Parece que o Estreito de Ormuz virou um campo minado, mas nem todo mundo parou de passar por lá. Desde o início de março, quase 100 navios arriscaram a sorte, uma média de apenas cinco ou seis por dia, o que representa uma queda drástica de 95% no tráfego diário.
Quem está conseguindo driblar os ataques e as minas? A análise da BBC Verify mostra que cerca de um terço desses sortudos têm vínculos com o Irã, seguidos por navios com destino à China e Índia.

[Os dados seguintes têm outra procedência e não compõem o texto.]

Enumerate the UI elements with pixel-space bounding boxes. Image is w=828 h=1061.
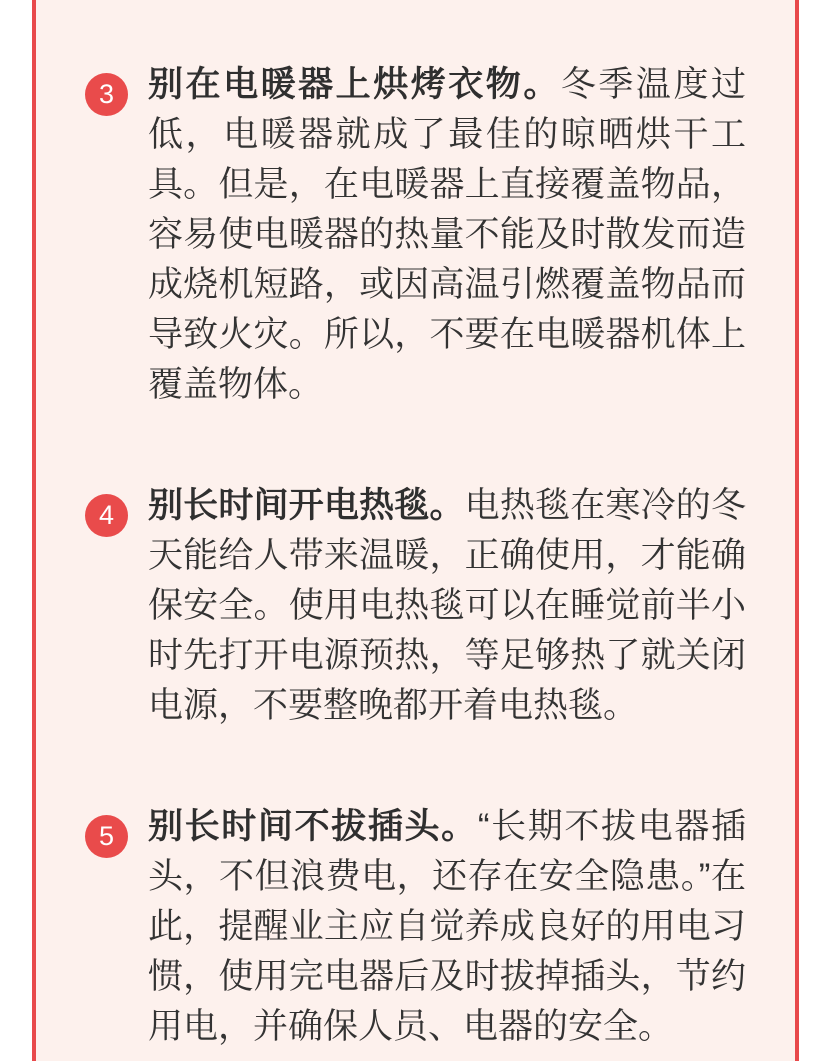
tip-title: 别长时间开电热毯。 <box>148 486 465 525</box>
content-card <box>32 0 799 1061</box>
tip-text <box>148 60 746 410</box>
tip-number-badge: 4 <box>85 494 128 537</box>
tip-text <box>148 481 746 731</box>
safety-tip-item <box>36 802 795 1052</box>
tip-text <box>148 802 746 1052</box>
safety-tip-item <box>36 481 795 731</box>
tip-number-badge: 3 <box>85 73 128 116</box>
tip-title: 别长时间不拔插头。 <box>148 807 478 846</box>
tip-number-badge: 5 <box>85 815 128 858</box>
tip-title: 别在电暖器上烘烤衣物。 <box>148 65 561 104</box>
tip-body: 冬季温度过低，电暖器就成了最佳的晾晒烘干工具。但是，在电暖器上直接覆盖物品，容易使电暖器的热量不能及时散发而造成烧机短路，或因高温引燃覆盖物品而导致火灾。所以，不要在电暖器机体上覆盖物体。 <box>148 65 746 404</box>
tip-body: “长期不拔电器插头，不但浪费电，还存在安全隐患。”在此，提醒业主应自觉养成良好的用电习惯，使用完电器后及时拔掉插头，节约用电，并确保人员、电器的安全。 <box>148 807 746 1046</box>
safety-tip-item <box>36 60 795 410</box>
tip-body: 电热毯在寒冷的冬天能给人带来温暖，正确使用，才能确保安全。使用电热毯可以在睡觉前半小时先打开电源预热，等足够热了就关闭电源，不要整晚都开着电热毯。 <box>148 486 746 725</box>
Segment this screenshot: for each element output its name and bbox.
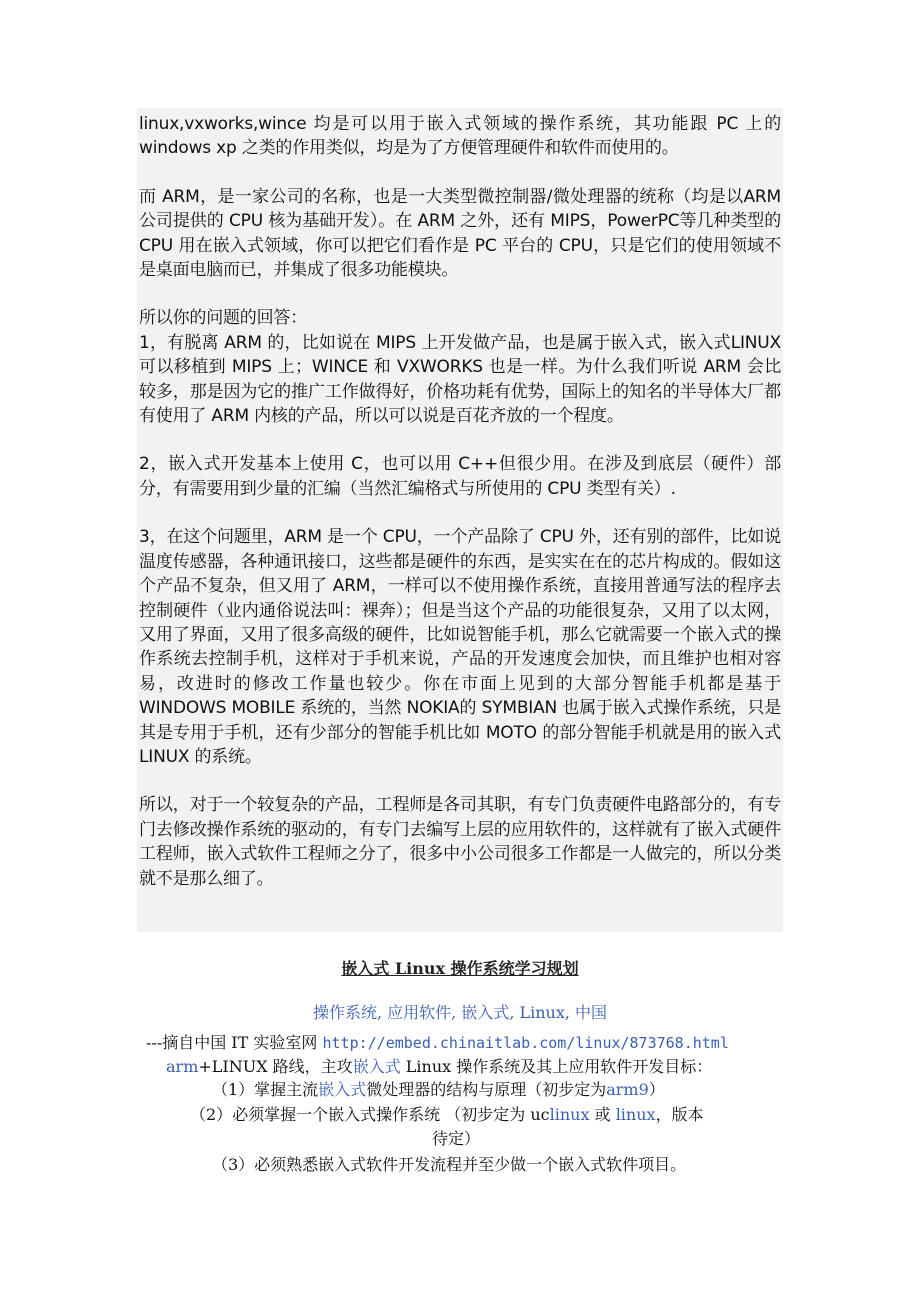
plan-item-1-text: （1）掌握主流 — [212, 1080, 319, 1099]
tag-link[interactable]: 应用软件 — [387, 1003, 452, 1022]
plan-title: 嵌入式 Linux 操作系统学习规划 — [341, 959, 579, 978]
paragraph-answer-3: 3，在这个问题里，ARM 是一个 CPU，一个产品除了 CPU 外，还有别的部件，比如说温度传感器，各种通讯接口，这些都是硬件的东西，是实实在在的芯片构成的。假如这个产品不复杂，但又用了 ARM，一样可以不使用操作系统，直接用普通写法的程序去控制硬件（业内通俗说法叫：裸奔）；但是当这个产品的功能很复杂，又用了以太网，又用了界面，又用了很多高级的硬件，比如说智能手机，那么它就需要一个嵌入式的操作系统去控制手机，这样对于手机来说，产品的开发速度会加快，而且维护也相对容易，改进时的修改工作量也较少。你在市面上见到的大部分智能手机都是基于 WINDOWS MOBILE 系统的，当然 NOKIA的 SYMBIAN 也属于嵌入式操作系统，只是其是专用于手机，还有少部分的智能手机比如 MOTO 的部分智能手机就是用的嵌入式 LINUX 的系统。 — [139, 527, 781, 767]
paragraph-arm-overview: 而 ARM，是一家公司的名称，也是一大类型微控制器/微处理器的统称（均是以ARM 公司提供的 CPU 核为基础开发）。在 ARM 之外，还有 MIPS，PowerPC等几种类型的 CPU 用在嵌入式领域，你可以把它们看作是 PC 平台的 CPU，只是它们的使用领域不是桌面电脑而已，并集成了很多功能模块。 — [139, 186, 781, 281]
tag-separator: , — [451, 1003, 462, 1022]
plan-item-1-text-end: ） — [648, 1080, 665, 1099]
source-line — [146, 1030, 729, 1053]
plan-item-2-text-mid: 或 — [589, 1105, 616, 1124]
tag-link[interactable]: 中国 — [575, 1003, 608, 1022]
route-text-tail: Linux 操作系统及其上应用软件开发目标： — [400, 1057, 713, 1076]
plan-item-1-embedded-link[interactable]: 嵌入式 — [318, 1080, 367, 1099]
paragraph-answer-1: 1，有脱离 ARM 的，比如说在 MIPS 上开发做产品，也是属于嵌入式，嵌入式LINUX 可以移植到 MIPS 上；WINCE 和 VXWORKS 也是一样。为什么我们听说 ARM 会比较多，那是因为它的推广工作做得好，价格功耗有优势，国际上的知名的半导体大厂都有使用了 ARM 内核的产品，所以可以说是百花齐放的一个程度。 — [139, 332, 781, 427]
paragraph-os-overview: linux,vxworks,wince 均是可以用于嵌入式领域的操作系统，其功能跟 PC 上的windows xp 之类的作用类似，均是为了方便管理硬件和软件而使用的。 — [139, 114, 781, 159]
paragraph-answer-2: 2，嵌入式开发基本上使用 C，也可以用 C++但很少用。在涉及到底层（硬件）部分，有需要用到少量的汇编（当然汇编格式与所使用的 CPU 类型有关）. — [139, 454, 781, 499]
source-url-link[interactable]: http://embed.chinaitlab.com/linux/873768.html — [322, 1034, 729, 1052]
plan-item-1-arm9-link[interactable]: arm9 — [606, 1080, 649, 1099]
answer-quote-box — [137, 108, 783, 932]
paragraph-conclusion: 所以，对于一个较复杂的产品，工程师是各司其职，有专门负责硬件电路部分的，有专门去修改操作系统的驱动的，有专门去编写上层的应用软件的，这样就有了嵌入式硬件工程师，嵌入式软件工程师之分了，很多中小公司很多工作都是一人做完的，所以分类就不是那么细了。 — [139, 795, 781, 889]
tag-separator: , — [376, 1003, 388, 1022]
plan-item-2-continued: 待定） — [432, 1129, 481, 1148]
plan-item-2-text: （2）必须掌握一个嵌入式操作系统 （初步定为 uc — [190, 1105, 550, 1124]
route-embedded-link[interactable]: 嵌入式 — [352, 1057, 401, 1076]
tag-list — [0, 1000, 920, 1023]
plan-item-2 — [190, 1102, 704, 1125]
tag-link[interactable]: 嵌入式 — [461, 1003, 510, 1022]
tag-link[interactable]: Linux — [519, 1003, 565, 1022]
tag-separator: , — [564, 1003, 576, 1022]
tag-separator: , — [509, 1003, 520, 1022]
plan-item-1 — [212, 1077, 665, 1100]
plan-item-2-uclinux-link[interactable]: linux — [549, 1105, 590, 1124]
source-prefix: ---摘自中国 IT 实验室网 — [146, 1033, 323, 1052]
tag-link[interactable]: 操作系统 — [312, 1003, 377, 1022]
paragraph-answer-intro: 所以你的问题的回答： — [139, 308, 307, 329]
route-text: +LINUX 路线，主攻 — [198, 1057, 353, 1076]
plan-item-3: （3）必须熟悉嵌入式软件开发流程并至少做一个嵌入式软件项目。 — [212, 1155, 687, 1174]
route-line — [166, 1054, 712, 1077]
plan-item-2-linux-link[interactable]: linux — [615, 1105, 656, 1124]
plan-item-1-text-mid: 微处理器的结构与原理（初步定为 — [366, 1080, 607, 1099]
route-arm-link[interactable]: arm — [166, 1057, 199, 1076]
plan-item-2-text-end: ，版本 — [655, 1105, 704, 1124]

Alguns até mudam a rota para ficar mais perto do litoral iraniano, quem diria?
E para piorar a vida de quem tenta rastrear tudo, muitos navios estão desligando o Sistema de Identificação Automática (AIS). A ideia é sumir do mapa e reaparecer depois, mas isso dificulta o trabalho de quem monitora a movimentação. O estreito virou um verdadeiro jogo de esconde-esconde, com riscos reais para quem não tem acordo com as autoridades iranianas.